Under normal circumstances this should be fine, but it leads to hanging states and after trying various ways to address this, including using open IP (0.0.0.0 which is very unsafe practice) and various port combinations.

It turns out that docker creats its own network configuration when you use the -p ip:port:port argument, and this interferes with the way phpmyadmin needs to connect to a database installed on the server.

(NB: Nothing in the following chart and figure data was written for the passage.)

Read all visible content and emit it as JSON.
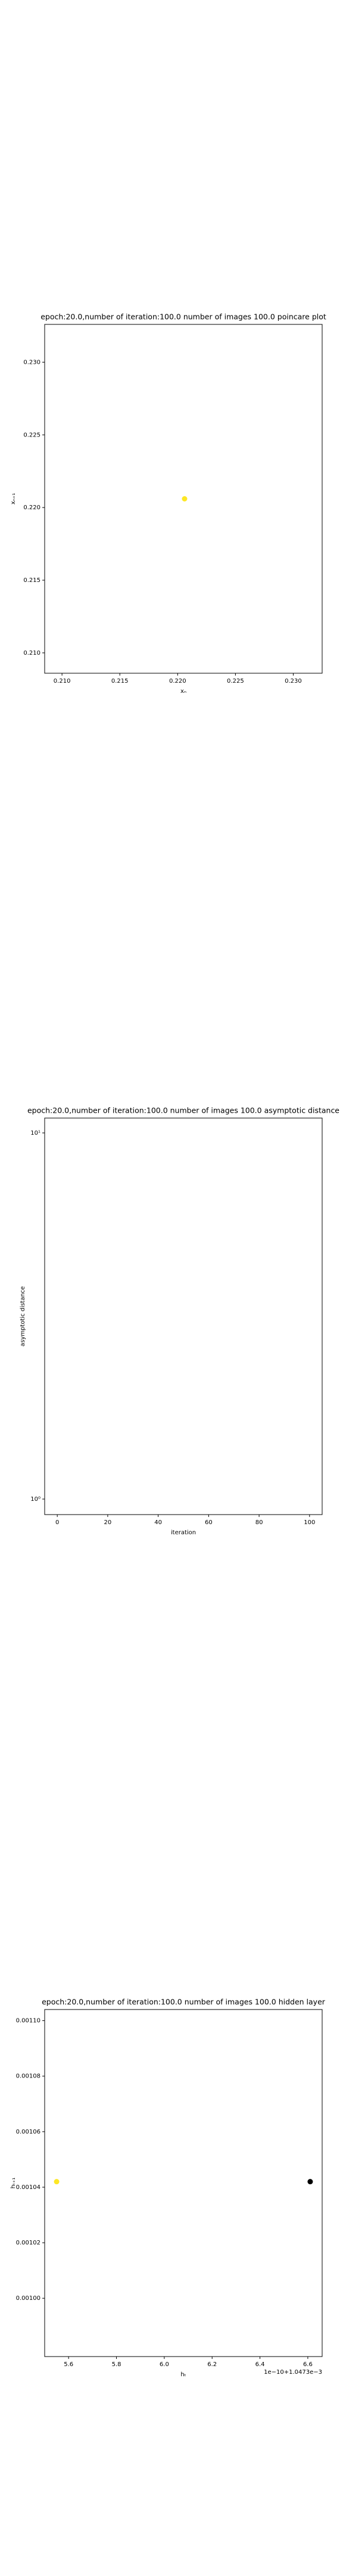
{
  "chart_data": [
    {
      "type": "scatter",
      "title": "epoch:20.0,number of iteration:100.0 number of images 100.0 poincare plot",
      "x_label": "xₙ",
      "y_label": "xₙ₊₁",
      "xlim": [
        0.2085,
        0.2325
      ],
      "ylim": [
        0.2086,
        0.2326
      ],
      "xticks": [
        {
          "value": 0.21,
          "label": "0.210"
        },
        0.215,
        {
          "value": 0.22,
          "label": "0.220"
        },
        0.225,
        {
          "value": 0.23,
          "label": "0.230"
        }
      ],
      "yticks": [
        {
          "value": 0.21,
          "label": "0.210"
        },
        0.215,
        {
          "value": 0.22,
          "label": "0.220"
        },
        0.225,
        {
          "value": 0.23,
          "label": "0.230"
        }
      ],
      "x": [
        0.2206
      ],
      "values": [
        0.2206
      ],
      "colors": [
        "#fde725"
      ]
    },
    {
      "type": "line",
      "title": "epoch:20.0,number of iteration:100.0  number of images 100.0 asymptotic distance",
      "x_label": "iteration",
      "y_label": "asymptotic distance",
      "log_y": true,
      "xlim": [
        -5,
        105
      ],
      "ylim": [
        0.907,
        10.98
      ],
      "xticks": [
        0,
        20,
        40,
        60,
        80,
        100
      ],
      "yticks": [
        {
          "value": 1,
          "label": "10⁰"
        },
        {
          "value": 10,
          "label": "10¹"
        }
      ]
    },
    {
      "type": "scatter",
      "title": "epoch:20.0,number of iteration:100.0  number of images 100.0 hidden layer",
      "x_label": "hₜ",
      "y_label": "hₜ₊₁",
      "x_offset_label": "1e−10+1.0473e−3",
      "xlim": [
        5.5,
        6.66
      ],
      "ylim": [
        0.000979,
        0.001104
      ],
      "xticks": [
        5.6,
        5.8,
        {
          "value": 6.0,
          "label": "6.0"
        },
        6.2,
        6.4,
        6.6
      ],
      "yticks": [
        {
          "value": 0.001,
          "label": "0.00100"
        },
        {
          "value": 0.00102,
          "label": "0.00102"
        },
        {
          "value": 0.00104,
          "label": "0.00104"
        },
        {
          "value": 0.00106,
          "label": "0.00106"
        },
        {
          "value": 0.00108,
          "label": "0.00108"
        },
        {
          "value": 0.0011,
          "label": "0.00110"
        }
      ],
      "x": [
        5.55,
        6.61
      ],
      "values": [
        0.001042,
        0.001042
      ],
      "colors": [
        "#fde725",
        "#000000"
      ]
    }
  ]
}
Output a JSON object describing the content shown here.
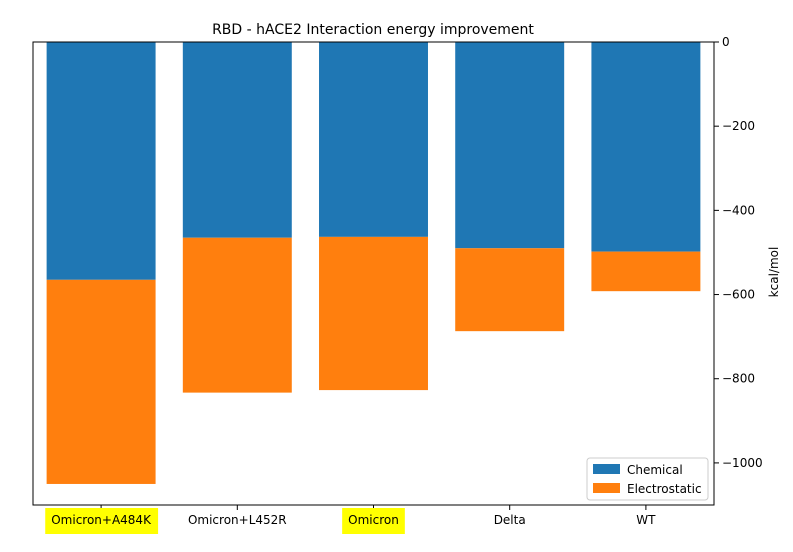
{
  "chart_data": {
    "type": "bar",
    "stacked": true,
    "title": "RBD - hACE2 Interaction energy improvement",
    "xlabel": "",
    "ylabel": "kcal/mol",
    "y_axis_side": "right",
    "categories": [
      "Omicron+A484K",
      "Omicron+L452R",
      "Omicron",
      "Delta",
      "WT"
    ],
    "highlighted_categories": [
      "Omicron+A484K",
      "Omicron"
    ],
    "highlight_color": "#ffff00",
    "series": [
      {
        "name": "Chemical",
        "color": "#1f77b4",
        "values": [
          -565,
          -465,
          -463,
          -490,
          -498
        ]
      },
      {
        "name": "Electrostatic",
        "color": "#ff7f0e",
        "values": [
          -485,
          -368,
          -364,
          -197,
          -94
        ]
      }
    ],
    "ylim": [
      -1100,
      0
    ],
    "yticks": [
      0,
      -200,
      -400,
      -600,
      -800,
      -1000
    ],
    "ytick_labels": [
      "0",
      "−200",
      "−400",
      "−600",
      "−800",
      "−1000"
    ],
    "legend_position": "lower right",
    "grid": false
  }
}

To avoid docker from doing this I only had to override the port that phpmyadmin was actually using - in this case I replaced the port 80 with port 8081 with a environmental variable available in the phpmyadmin docker setup and set the network argument to host.

docker run -d \
--name phpmyadmin \
--network host \
-e APACHE_PORT=8081 \
-e PMA_HOST=127.0.0.1 \
-e PMA_PORT=3306 \
-e PMA_ABSOLUTE_URI=https://database.your-domain.com/ \
phpmyadmin/phpmyadmin

# restart the docker container
docker stop phpmyadmin && \
docker rm phpmyadmin

That basically makes the phpmyadmin container receive the requests forwarded by nginx without using the docker port mapping function and solved all the issues instantly.